Last Friday, I had to drive a 5 hour round-trip to Albany to pick up a camera lens I’d shipped to the only person I know in New England since I still don’t even have an address. I put off leaving until well after noon since I was dreading the drive and searching for any flimsy reason not to go. Alas, I could find none so, I packed up, sucked it up, and headed out.


Along the way, I rediscovered some old CD’s I’d burned over the years and let the lovely strands roll over me as the road unfolded beneath me. I took an unknown path and began to revel in the curving side-lines of pines and evergreens. The clouds conspired and a soft snow began to fall, still enchanting to a life-long Southern girl.


And suddenly, I felt it: that old-time feeling I’ve searched for, in vain, for so long. In that instant, I was more myself than I’d been in the last thousand days. The euphoria was all around me and I could have driven straight to Canada if the fair wind had it’s way. Somewhere in the middle of my excuses and preoccupation, something changed, and all the wrongs righted themselves. I reached once more that blissful state I can only liken to a spiritual meditation I sometimes get on road trips as the land unfurls and the scenery flirts with my curiosity and imagination. A trance-like focus enfolds me and everything is thrown into sharp relief: the events of the last month are analysed and laid to rest. This is the state where problems are solved and blog posts are written – a place where anything is possible and you’re exactly the person to take it on.

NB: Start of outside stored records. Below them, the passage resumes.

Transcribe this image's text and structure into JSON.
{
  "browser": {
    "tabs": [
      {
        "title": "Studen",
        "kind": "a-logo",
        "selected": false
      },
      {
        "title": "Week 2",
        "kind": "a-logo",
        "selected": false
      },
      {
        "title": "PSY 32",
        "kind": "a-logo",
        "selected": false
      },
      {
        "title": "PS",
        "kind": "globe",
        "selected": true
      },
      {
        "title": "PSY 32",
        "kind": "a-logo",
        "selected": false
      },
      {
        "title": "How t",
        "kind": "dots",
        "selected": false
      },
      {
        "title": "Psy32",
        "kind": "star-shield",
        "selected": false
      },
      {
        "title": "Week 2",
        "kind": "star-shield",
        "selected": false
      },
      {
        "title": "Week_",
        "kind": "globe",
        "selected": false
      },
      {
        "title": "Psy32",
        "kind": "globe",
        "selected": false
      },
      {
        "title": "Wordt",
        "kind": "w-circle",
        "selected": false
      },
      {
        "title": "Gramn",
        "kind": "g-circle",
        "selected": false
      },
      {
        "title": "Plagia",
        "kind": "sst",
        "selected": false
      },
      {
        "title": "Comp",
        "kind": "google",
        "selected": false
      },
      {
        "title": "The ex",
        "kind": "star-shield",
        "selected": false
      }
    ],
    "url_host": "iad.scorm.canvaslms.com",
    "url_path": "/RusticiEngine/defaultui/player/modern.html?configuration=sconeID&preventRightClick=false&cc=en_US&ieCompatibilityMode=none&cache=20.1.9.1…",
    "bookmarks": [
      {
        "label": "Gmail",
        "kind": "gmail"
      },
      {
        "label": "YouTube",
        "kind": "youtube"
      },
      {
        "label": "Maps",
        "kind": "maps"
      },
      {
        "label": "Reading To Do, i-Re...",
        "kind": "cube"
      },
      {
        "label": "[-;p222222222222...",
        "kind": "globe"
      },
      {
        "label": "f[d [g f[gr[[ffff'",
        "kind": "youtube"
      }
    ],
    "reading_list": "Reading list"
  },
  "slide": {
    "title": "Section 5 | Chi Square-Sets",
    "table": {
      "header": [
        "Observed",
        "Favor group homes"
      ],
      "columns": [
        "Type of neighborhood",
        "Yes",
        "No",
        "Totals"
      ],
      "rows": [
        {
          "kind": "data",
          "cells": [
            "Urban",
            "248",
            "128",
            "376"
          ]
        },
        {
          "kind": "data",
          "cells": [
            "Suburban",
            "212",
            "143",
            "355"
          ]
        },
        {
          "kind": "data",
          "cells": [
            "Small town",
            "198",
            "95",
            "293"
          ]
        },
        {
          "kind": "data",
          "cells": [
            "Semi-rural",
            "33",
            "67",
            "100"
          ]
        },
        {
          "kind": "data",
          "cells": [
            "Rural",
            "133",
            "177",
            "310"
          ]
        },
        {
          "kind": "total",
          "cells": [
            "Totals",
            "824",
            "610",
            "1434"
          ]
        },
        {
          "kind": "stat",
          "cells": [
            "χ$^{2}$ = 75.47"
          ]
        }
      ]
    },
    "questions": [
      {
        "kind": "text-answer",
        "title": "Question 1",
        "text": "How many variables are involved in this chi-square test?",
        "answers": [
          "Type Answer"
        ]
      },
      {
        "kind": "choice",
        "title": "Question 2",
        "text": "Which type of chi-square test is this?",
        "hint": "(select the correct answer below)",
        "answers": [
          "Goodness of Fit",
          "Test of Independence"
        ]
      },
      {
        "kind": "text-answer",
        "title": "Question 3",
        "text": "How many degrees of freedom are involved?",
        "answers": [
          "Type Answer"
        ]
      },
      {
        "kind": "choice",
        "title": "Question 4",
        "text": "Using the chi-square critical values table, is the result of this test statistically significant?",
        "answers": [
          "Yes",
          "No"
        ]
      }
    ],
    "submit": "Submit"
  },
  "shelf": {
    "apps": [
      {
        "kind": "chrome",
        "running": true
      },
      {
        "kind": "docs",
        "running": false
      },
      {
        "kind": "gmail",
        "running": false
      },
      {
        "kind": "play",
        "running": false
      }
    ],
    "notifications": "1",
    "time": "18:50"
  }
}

It’s as close to flying or heaven as anyone is likely to get on earth.


I recognized that this long, solo drive was exactly what I needed – a retreat. With all the anguish of the last several weeks cornered and categorized, I was finally free to remember why we did this: why we took everything in our lives and uprooted it and changed it and tore it apart and left it behind… it’s all for this. For this feeling. For seeing new things, for getting lost in the scenery. And instead of the way I’ve been feeling for the last few weeks – as if this was the biggest mistake of my life and our life – I can finally see that it was also the bravest thing we could have done. I’m reminded once more that this took (and continues to take) a great deal of courage and, even if we fail and give up and go home, it was worth it because we came and we tried. And all of it was worth it just to feel this way again… this wild freedom, this peace of soul.